The nature of these workshops was all about hands on collaboration. I started by providing a brief (10-15 minute) spiel about what the hardware was, how it worked, what it operated on, and what programming languages it paired best with. Then, I asked everyone to introduce themselves to the people around them — aka, their new group members. For the duration of the session, they worked together on a series of open-ended exercises that I’d devised (with the option to veer off course, depending on their skill level). The only rule was: everybody “drives” at least once; meaning, no one person should do all the work. The open-ended lessons were structured as such:

Raspberry Pi Basics_ Python and Pi
We started with “Challenge #1” exercise, which involved testing some basic version of the software / hardware. In this case, we focused on controlling the RPi’s camera by typing in single sentence bash commands, all pulled from a master-list located at that bit.ly.

 

Raspberry Pi Basics_ Python and Pi copy
“Challenge #2” is part of the “high ceiling” effort; here, I asked participants to either test OR modify pre-written code snippets from a Python library called PiCamera. The bit.ly points to extensive documentation and code “recipes” that users can build upon, so a complete beginner can get started and an advanced user can actually edit or extend upon the script however they see fit.

Pros:

  • I got to expose participants to both the hardware and other like-minded individuals; people worked with and learned from one another as the session went on.
  • Adding on the “challenge” portion of the lesson allowed me to provide attendees with a flexible low-floor, high ceiling experience; it was VERY cool to see people who ditched the sensors and servos entirely to work on programming an LCD to display data recorded from the Arduino.

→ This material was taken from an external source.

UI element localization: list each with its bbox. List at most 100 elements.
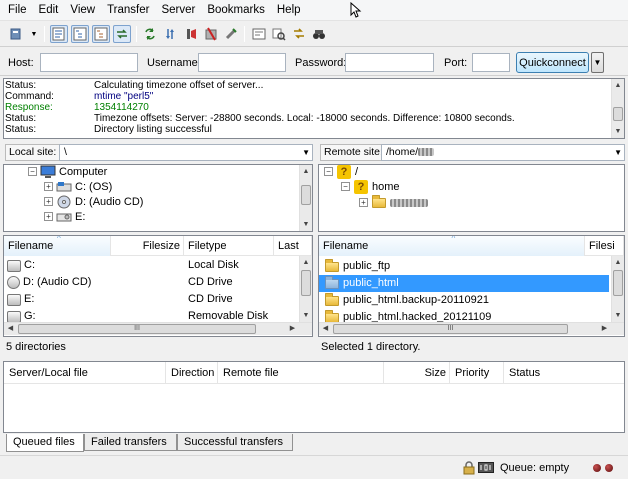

Cons: The success of this method largely depends on who shows up. You’re taking a gamble that you’ll get a decent mixture of skill levels, but that may not actually work out.

Overall Challenges:

So even though some things went well, these few really didn’t:

  • Including a coding intro. These were 10 minute overviews of various languages (like Python and Wiring); the idea was to give those who’d never programmed before some common knowledge. However, there just isn’t enough time for this to be effective; folks who already knew it were unenthused, and those who didn’t were hard-pressed to understand anything during my flash-coverage of it.
  • Showcasing project examples before we got started. Showcasing too many took time away from the hands-on portion. In the future, I’d shorten this to include 2 or 3 really interesting examples, rather than the 10 I used.
  • Not using a floater. Let me tell you — these hands on sessions can get out of hand real quick if you don’t have all hands on deck. Consider using other tech-savvy staff to help troubleshoot issues.
  • No info is ever “too basic”. I didn’t think to say — “See how the metal rods connecting this sensor to the Arduino are straight? They’re supposed to stay that way.” But 40 minutes in,  after noticing that one group actually bent their sensor to fit a part of the board it wasn’t supposed to, I realized — yep. I should’ve included a “no bending” note. This also means I should’ve covered how to properly slot sensors into the board; leaving up a diagram on the screen that showed how to connect it wasn’t enough. Overall, be as thorough as you can with any and all explanations.

I’m not disillusioned into thinking that this is the only way to teach Pis and Arduinos; I’d love to hear about strategies you’ve tried, or even better tips you have, on doing this. And if I missed some ridiculously awesome “How-To-Teach-Raspberry Pis-And-Arduinos-When-You-Have-NO-IDEA-What-You’re-Doing” handbook that you know of, please send it my way!